Twitch Flags Let’s Play Of ‘Project Zomboid’ Over Copyright Of Police Siren

We have long lamented how the current method for many streaming platforms to enforce copyright laws, be they via automated systems like ContentID at YouTube or DMCA reporting platforms, is wide open for fraud, abuse, and mistakes. There are a huge swath of posts just on ContentID you can go check out if you're not aware of how completely borked this all is, but you can also look at specific examples such as a video getting flagged for infringement due to birds singing in the background. It's a full on mess and it doesn't appear to be getting any better.
But YouTube is certainly not the only platform that experiences hellacious copyright enforcement SNAFUs. Twitch has also had a rough go of it over the past few years, much of that due to the platform's own poor communication and implementation of copyright enforcement. But those more global issues aside, Twitch also still suffers from the more banal examples of this sort of thing. A recent example of that would be a Twitch stream of a let's play for the video game Project Zomboid getting flagged for copyright infringement due to a police siren sound that is featured in the game.

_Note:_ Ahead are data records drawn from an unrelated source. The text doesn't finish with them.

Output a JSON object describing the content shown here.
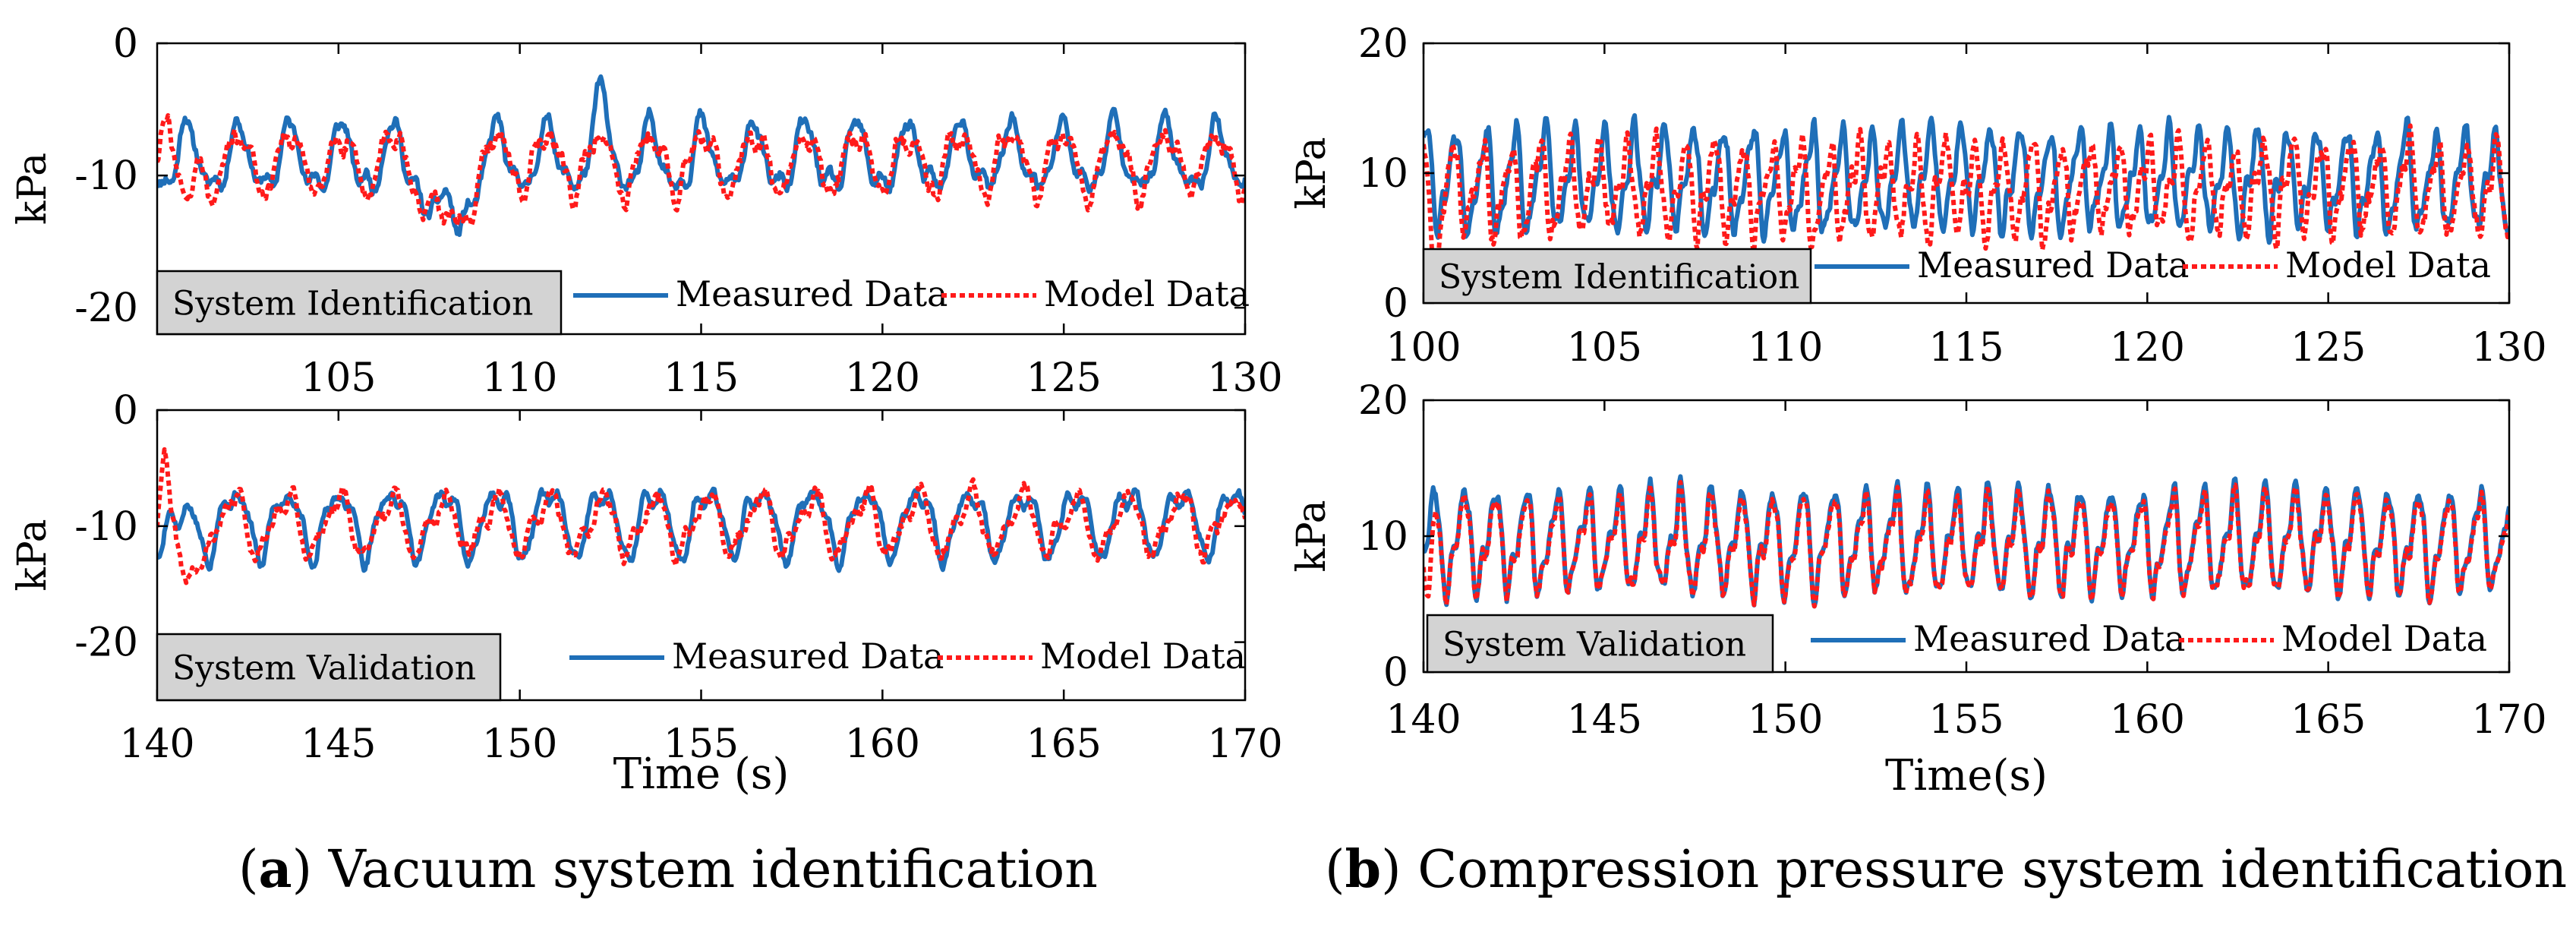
{
  "colors": {
    "measured": "#1f6fb8",
    "model": "#ff1a1a",
    "label_box": "#d3d3d3"
  },
  "chart_data": [
    {
      "type": "line",
      "title": "",
      "xlabel": "",
      "ylabel": "kPa",
      "xlim": [
        100,
        130
      ],
      "ylim": [
        -22,
        0
      ],
      "xticks": [
        105,
        110,
        115,
        120,
        125,
        130
      ],
      "yticks": [
        0,
        -10,
        -20
      ],
      "label_box": "System Identification",
      "legend": [
        "Measured Data",
        "Model Data"
      ],
      "series": [
        {
          "name": "Measured Data",
          "style": "solid",
          "mean": -8.8,
          "amp": 2.3,
          "period": 1.42,
          "noise": 0.9,
          "seed": 11,
          "events": [
            {
              "t": 108,
              "w": 0.6,
              "d": -5.5
            },
            {
              "t": 112.3,
              "w": 0.25,
              "d": 3
            }
          ]
        },
        {
          "name": "Model Data",
          "style": "dotted",
          "mean": -8.9,
          "amp": 2.1,
          "period": 1.42,
          "noise": 1.1,
          "seed": 27,
          "events": [
            {
              "t": 108,
              "w": 0.6,
              "d": -5.8
            },
            {
              "t": 100.2,
              "w": 0.2,
              "d": 6
            },
            {
              "t": 100.8,
              "w": 0.3,
              "d": -4
            }
          ]
        }
      ]
    },
    {
      "type": "line",
      "title": "",
      "xlabel": "Time (s)",
      "ylabel": "kPa",
      "xlim": [
        140,
        170
      ],
      "ylim": [
        -25,
        0
      ],
      "xticks": [
        140,
        145,
        150,
        155,
        160,
        165,
        170
      ],
      "yticks": [
        0,
        -10,
        -20
      ],
      "label_box": "System Validation",
      "legend": [
        "Measured Data",
        "Model Data"
      ],
      "series": [
        {
          "name": "Measured Data",
          "style": "solid",
          "mean": -9.5,
          "amp": 2.6,
          "period": 1.45,
          "noise": 0.8,
          "seed": 5,
          "events": [
            {
              "t": 140.6,
              "w": 0.3,
              "d": -2
            }
          ]
        },
        {
          "name": "Model Data",
          "style": "dotted",
          "mean": -9.8,
          "amp": 2.2,
          "period": 1.45,
          "noise": 1.1,
          "seed": 41,
          "events": [
            {
              "t": 140.2,
              "w": 0.15,
              "d": 7
            },
            {
              "t": 140.8,
              "w": 0.3,
              "d": -7
            }
          ]
        }
      ]
    },
    {
      "type": "line",
      "title": "",
      "xlabel": "",
      "ylabel": "kPa",
      "xlim": [
        100,
        130
      ],
      "ylim": [
        0,
        20
      ],
      "xticks": [
        100,
        105,
        110,
        115,
        120,
        125,
        130
      ],
      "yticks": [
        20,
        10,
        0
      ],
      "label_box": "System Identification",
      "legend": [
        "Measured Data",
        "Model Data"
      ],
      "series": [
        {
          "name": "Measured Data",
          "style": "solid",
          "mean": 9.4,
          "amp": 3.3,
          "period": 0.82,
          "noise": 1.0,
          "seed": 8,
          "events": []
        },
        {
          "name": "Model Data",
          "style": "dotted",
          "mean": 8.9,
          "amp": 3.0,
          "period": 0.8,
          "noise": 1.6,
          "seed": 63,
          "events": [
            {
              "t": 100.3,
              "w": 0.2,
              "d": -4
            }
          ]
        }
      ]
    },
    {
      "type": "line",
      "title": "",
      "xlabel": "Time(s)",
      "ylabel": "kPa",
      "xlim": [
        140,
        170
      ],
      "ylim": [
        0,
        20
      ],
      "xticks": [
        140,
        145,
        150,
        155,
        160,
        165,
        170
      ],
      "yticks": [
        20,
        10,
        0
      ],
      "label_box": "System Validation",
      "legend": [
        "Measured Data",
        "Model Data"
      ],
      "series": [
        {
          "name": "Measured Data",
          "style": "solid",
          "mean": 9.6,
          "amp": 3.2,
          "period": 0.85,
          "noise": 0.9,
          "seed": 19,
          "events": []
        },
        {
          "name": "Model Data",
          "style": "dotted",
          "mean": 9.4,
          "amp": 3.0,
          "period": 0.85,
          "noise": 1.0,
          "seed": 19,
          "events": [
            {
              "t": 140.15,
              "w": 0.15,
              "d": -4
            }
          ]
        }
      ]
    }
  ],
  "captions": [
    {
      "letter": "a",
      "text": "Vacuum system identification"
    },
    {
      "letter": "b",
      "text": "Compression pressure system identification"
    }
  ]
}
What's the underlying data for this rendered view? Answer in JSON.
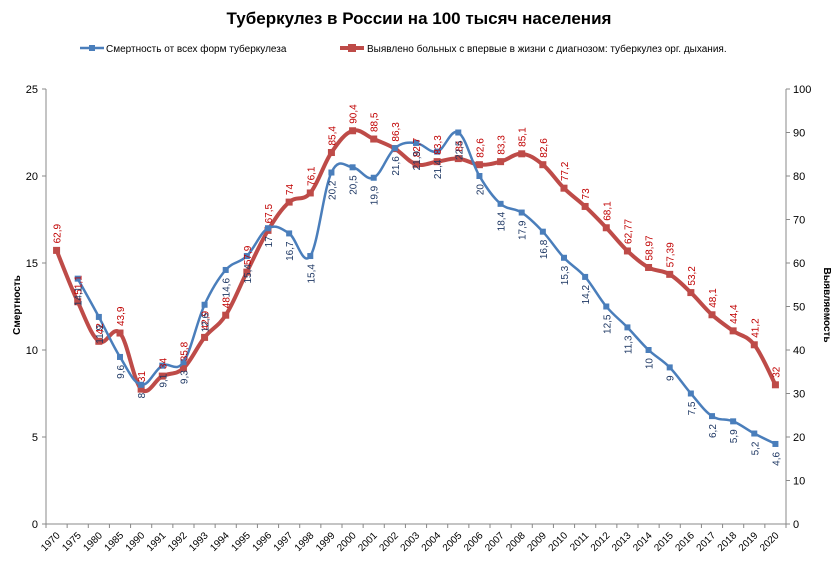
{
  "chart_data": {
    "type": "line",
    "title": "Туберкулез в России на 100 тысяч населения",
    "categories": [
      "1970",
      "1975",
      "1980",
      "1985",
      "1990",
      "1991",
      "1992",
      "1993",
      "1994",
      "1995",
      "1996",
      "1997",
      "1998",
      "1999",
      "2000",
      "2001",
      "2002",
      "2003",
      "2004",
      "2005",
      "2006",
      "2007",
      "2008",
      "2009",
      "2010",
      "2011",
      "2012",
      "2013",
      "2014",
      "2015",
      "2016",
      "2017",
      "2018",
      "2019",
      "2020"
    ],
    "y_left": {
      "label": "Смертность",
      "ylim": [
        0,
        25
      ],
      "ticks": [
        "0",
        "5",
        "10",
        "15",
        "20",
        "25"
      ]
    },
    "y_right": {
      "label": "Выявляемость",
      "ylim": [
        0,
        100
      ],
      "ticks": [
        "0",
        "10",
        "20",
        "30",
        "40",
        "50",
        "60",
        "70",
        "80",
        "90",
        "100"
      ]
    },
    "grid": false,
    "legend_position": "top",
    "series": [
      {
        "name": "Смертность от всех форм туберкулеза",
        "axis": "left",
        "color": "#4a7ebb",
        "marker": "square",
        "values": [
          null,
          14.1,
          11.9,
          9.6,
          8,
          9.1,
          9.3,
          12.6,
          14.6,
          15.4,
          17,
          16.7,
          15.4,
          20.2,
          20.5,
          19.9,
          21.6,
          21.9,
          21.4,
          22.5,
          20,
          18.4,
          17.9,
          16.8,
          15.3,
          14.2,
          12.5,
          11.3,
          10,
          9,
          7.5,
          6.2,
          5.9,
          5.2,
          4.6
        ],
        "labels": [
          "",
          "14,1",
          "11,9",
          "9,6",
          "8",
          "9,1",
          "9,3",
          "12,6",
          "14,6",
          "15,4",
          "17",
          "16,7",
          "15,4",
          "20,2",
          "20,5",
          "19,9",
          "21,6",
          "21,9",
          "21,4",
          "22,5",
          "20",
          "18,4",
          "17,9",
          "16,8",
          "15,3",
          "14,2",
          "12,5",
          "11,3",
          "10",
          "9",
          "7,5",
          "6,2",
          "5,9",
          "5,2",
          "4,6"
        ]
      },
      {
        "name": "Выявлено больных с впервые в жизни с диагнозом: туберкулез орг. дыхания.",
        "axis": "right",
        "color": "#be4b48",
        "marker": "square",
        "values": [
          62.9,
          51.1,
          42,
          43.9,
          31,
          34,
          35.8,
          42.9,
          48,
          57.9,
          67.5,
          74,
          76.1,
          85.4,
          90.4,
          88.5,
          86.3,
          82.7,
          83.3,
          84,
          82.6,
          83.3,
          85.1,
          82.6,
          77.2,
          73,
          68.1,
          62.77,
          58.97,
          57.39,
          53.2,
          48.1,
          44.4,
          41.2,
          32
        ],
        "labels": [
          "62,9",
          "51,1",
          "42",
          "43,9",
          "31",
          "34",
          "35,8",
          "42,9",
          "48",
          "57,9",
          "67,5",
          "74",
          "76,1",
          "85,4",
          "90,4",
          "88,5",
          "86,3",
          "82,7",
          "83,3",
          "84",
          "82,6",
          "83,3",
          "85,1",
          "82,6",
          "77,2",
          "73",
          "68,1",
          "62,77",
          "58,97",
          "57,39",
          "53,2",
          "48,1",
          "44,4",
          "41,2",
          "32"
        ]
      }
    ]
  }
}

The issue was first raised by Menos Trece, who has over a million subscribers on Twitch and over two million on YouTube. After streaming Project Zomboid gameplay to tens of thousands of viewers, Twitch informed him that he had broadcasted copyright-infringing audio.
As it turns out, there was no problem with copyrighted music. Instead, a police or ambulance siren sound effect used in the Project Zomboid game was the culprit. This sound was claimed by an entity named Dr. Sound Effects," who apparently own the rights to a police car siren.
As a result, portions of the stream were muted. The developers of the game, The Indie Stone, eventually chimed in, claiming that the copyright claim was utter bullshit. The company quickly theorized that some troll out there looking to create chaos entered in the sound of a siren as a copyrighted sound and predicted this would create similar problems with let's-plays for other games. Regardless, the developer owns the rights to the sound in its game.
And on top of that, disputing this with Twitch would require all kinds of information a streamer might now want to divulge.
Menos Trece can still appeal the false claim as well, but that means sharing all sorts of private details with the streaming platform. In addition, it may open the door to a lawsuit in the US.
To make a simple dispute, Twitch asks you for ALL your personal data and threatens' that you could go to court in the USA," the popular gamer comments on Twitter.
And who would want to risk that over the sound of a siren in a let's-play? Very few people. Except that kind of sucks, doesn't it? Some jackass out there gets to create problems for streamers streaming a game where the developer has no problem with the stream, but it gets screwed with because of said jackass?